L R AS Publié le samedi 24 août 2019 - n° 286 - Catégories : pays europ.

L'Espagne fait face à une bulle spéculative de projets solaires.

L'Espagne fait face à une bulle spéculative de projets solaires.

En juin, le régulateur avait reçu des demandes de raccordement au réseau pour une capacité de 196 GW. Ce niveau augmente d'environ 15 GW par mois. Il n'y a aucune chance que toute cette capacité soit construite. Cette année, la demande d’électricité de l’Espagne a culminé

le 22 janvier à 40,5 gigawatts. Le plus haut niveau jamais enregistré de la demande était de 45,5 gigawatts en décembre 2007.

Le plan énergétique et climatique national du pays prévoit un développement de l’énergie renouvelable de 55 gigawatts jusqu’en 2030, ce qui équivaut à environ quatre mois de présentation de projets solaires au taux actuel.

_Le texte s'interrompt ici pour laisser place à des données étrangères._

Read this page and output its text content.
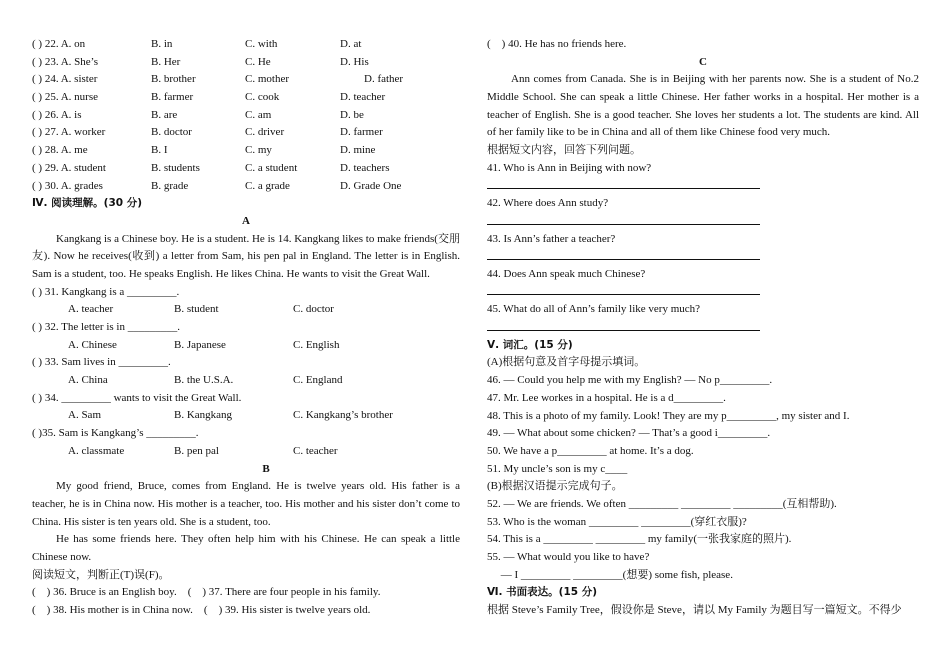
( ) 22. A. on	B. in	C. with	D. at
( ) 23. A. She’s	B. Her	C. He	D. His
( ) 24. A. sister	B. brother	C. mother	D. father
( ) 25. A. nurse	B. farmer	C. cook	D. teacher
( ) 26. A. is	B. are	C. am	D. be
( ) 27. A. worker	B. doctor	C. driver	D. farmer
( ) 28. A. me	B. I	C. my	D. mine
( ) 29. A. student	B. students	C. a student	D. teachers
( ) 30. A. grades	B. grade	C. a grade	D. Grade One
Ⅳ. 阅读理解。(30 分)
A
Kangkang is a Chinese boy. He is a student. He is 14. Kangkang likes to make friends(交朋友). Now he receives(收到) a letter from Sam, his pen pal in England. The letter is in English. Sam is a student, too. He speaks English. He likes China. He wants to visit the Great Wall.
( ) 31. Kangkang is a _________.
A. teacher	B. student	C. doctor
( ) 32. The letter is in _________.
A. Chinese	B. Japanese	C. English
( ) 33. Sam lives in _________.
A. China	B. the U.S.A.	C. England
( ) 34. _________ wants to visit the Great Wall.
A. Sam	B. Kangkang	C. Kangkang’s brother
( )35. Sam is Kangkang’s _________.
A. classmate	B. pen pal	C. teacher
B
My good friend, Bruce, comes from England. He is twelve years old. His father is a teacher, he is in China now. His mother is a teacher, too. His mother and his sister don’t come to China. His sister is ten years old. She is a student, too.
He has some friends here. They often help him with his Chinese. He can speak a little Chinese now.
阅读短文，判断正(T)误(F)。
(    ) 36. Bruce is an English boy.    (    ) 37. There are four people in his family.
(    ) 38. His mother is in China now.    (    ) 39. His sister is twelve years old.
(    ) 40. He has no friends here.
C
Ann comes from Canada. She is in Beijing with her parents now. She is a student of No.2 Middle School. She can speak a little Chinese. Her father works in a hospital. Her mother is a teacher of English. She is a good teacher. She loves her students a lot. The students are kind. All of her family like to be in China and all of them like Chinese food very much.
根据短文内容，回答下列问题。
41. Who is Ann in Beijing with now?
42. Where does Ann study?
43. Is Ann’s father a teacher?
44. Does Ann speak much Chinese?
45. What do all of Ann’s family like very much?
Ⅴ. 词汇。(15 分)
(A)根据句意及首字母提示填词。
46. — Could you help me with my English? — No p_________.
47. Mr. Lee workes in a hospital. He is a d_________.
48. This is a photo of my family. Look! They are my p_________, my sister and I.
49. — What about some chicken? — That’s a good i_________.
50. We have a p_________ at home. It’s a dog.
51. My uncle’s son is my c____
(B)根据汉语提示完成句子。
52. — We are friends. We often _________ _________ _________(互相帮助).
53. Who is the woman _________ _________(穿红衣服)?
54. This is a _________ _________ my family(一张我家庭的照片).
55. — What would you like to have?
— I _________ _________(想要) some fish, please.
Ⅵ. 书面表达。(15 分)
根据 Steve’s Family Tree，假设你是 Steve，请以 My Family 为题目写一篇短文。不得少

Cet engouement indique que les investisseurs ont confiance dans les projets dans ce pays. L'Espagne installera entre 4,1 et 4,9 GW en 2019, contre 288 MW en 2018. Les prévisions pour 2020 et 2021 portent sur 1,6 à 3 GW. Le gouvernement souhaite modérer l'appétit des investisseurs, même si la grande majorité des projets ne verra jamais le jour : la plupart des investisseurs n’ont pas dépassé le processus de demande de connexion au réseau, ce qui est relativement facile. Les candidats ne sont même pas tenus d'avoir un plan viable de projet. Le gouvernement va imposer des exigences et des délais plus stricts au processus de candidature.

L'intérêt pour la construction de centrales en Espagne est renforcé par les conditions économiques favorables : le prix du marché au comptant de l'énergie est plus élevé que le coût moyen de l'électricité solaire. Les développeurs ont ainsi intérêt à éviter les enchères du gouvernement et à vendre leur énergie sur le marché au comptant, sans même disposer de contrat de vente à long terme.

GreenTech Media du 15 août

NDLR     La bulle spéculative est bien présente. Un grand nombre de projets se présente. Il faudra voir lesquels seront construits et surtout lesquels obtiendront des contrats de vente d’électricité. Si de nombreuses centrales entrent en service sans contrat, le marché de gros sera déséquilibré avec une baisse brutale du prix du kWh qui ne permettra pas de rentabiliser l’installation. De plus, toute nouvelle installation, qui aura forcément un prix de revient inférieur aux anciennes, exercera une concurrence victorieuse… Le marché de l’électricité a besoin de régulation pour éviter la concurrence à mort.